Another relationship has failed. How cliched, I really thought he could be 'the one'. I used to be a commitment phobe but worked on myself with a therapist. I was in a really good place to meet someone. And I did meet someone. On the second date, I mentioned I was looking for a partner and for someone to build a life with - including a family. I was mid 30s, and he was early 40s. He said he was on the same stage in his life. Few months later, he said he was in love. I said the same. Everything was fine - we were really connecting. A year in, things started to change. I started to sense he was actually quite avoidant and pulling away. Another year on, he says he doesn't know what love is, and isn't sure about us. He doesn't know what love is etc. He's not sure he actually wants kids etc. I've ended it because I cannot be dealing with this at my age and this far into the relationship. I always made it clear that I was after a serious relationship - he always said the right things. Typical.
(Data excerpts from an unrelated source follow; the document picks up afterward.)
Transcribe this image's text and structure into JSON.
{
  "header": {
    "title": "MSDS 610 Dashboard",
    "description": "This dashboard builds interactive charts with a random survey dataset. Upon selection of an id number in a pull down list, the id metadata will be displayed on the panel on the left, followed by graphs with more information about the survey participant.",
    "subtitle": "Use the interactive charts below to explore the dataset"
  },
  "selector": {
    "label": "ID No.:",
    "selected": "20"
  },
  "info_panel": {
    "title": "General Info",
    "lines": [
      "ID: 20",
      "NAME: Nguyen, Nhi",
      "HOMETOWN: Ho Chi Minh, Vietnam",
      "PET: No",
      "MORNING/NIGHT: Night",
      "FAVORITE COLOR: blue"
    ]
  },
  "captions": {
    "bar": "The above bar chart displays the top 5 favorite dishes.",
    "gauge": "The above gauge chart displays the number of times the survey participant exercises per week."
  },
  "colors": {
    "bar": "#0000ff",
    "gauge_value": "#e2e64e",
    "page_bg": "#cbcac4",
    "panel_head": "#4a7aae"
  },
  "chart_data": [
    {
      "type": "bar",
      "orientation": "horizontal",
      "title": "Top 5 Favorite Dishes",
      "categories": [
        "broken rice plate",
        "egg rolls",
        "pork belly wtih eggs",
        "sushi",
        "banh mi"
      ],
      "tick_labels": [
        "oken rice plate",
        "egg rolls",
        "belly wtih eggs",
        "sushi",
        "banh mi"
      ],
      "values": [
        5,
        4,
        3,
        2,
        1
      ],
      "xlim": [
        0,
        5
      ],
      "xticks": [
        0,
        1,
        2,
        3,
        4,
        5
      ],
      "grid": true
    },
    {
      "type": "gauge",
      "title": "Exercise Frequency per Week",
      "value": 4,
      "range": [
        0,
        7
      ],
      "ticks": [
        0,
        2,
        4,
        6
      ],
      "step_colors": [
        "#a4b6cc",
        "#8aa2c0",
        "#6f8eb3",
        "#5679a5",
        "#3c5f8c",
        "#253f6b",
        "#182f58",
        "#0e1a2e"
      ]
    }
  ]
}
I am utterly sick of meeting these commitment phobic type men, who started out so keen, then completely pull away. None of my ex boyfriends have partnered up long term - all in their late 30s to early 40s. So I can't say it was me - it's not like any of them have moved in with a woman or ended up married. But I do keep dating these type of men. And I'm so fed up. I don't know how many more times I can see my therapist. How many more times I can work on myself. How many more times I can be honest with a guy I'm dating as to what I am looking for. How many more times I can be patient.
These men I date aren't even bad boy types. All are professional type, nice men, who seem to have everything going for them. Good jobs, friends, solid family background etc. It's why I date them.
I can't face another failed relationship or dating, but I need to get on the horse again so to speak, and quite quickly, as my biological clock is ticking. It's just so painful, I am still here, breaking up, and starting all over again.
Has anyone else been through the same thing? Any advice?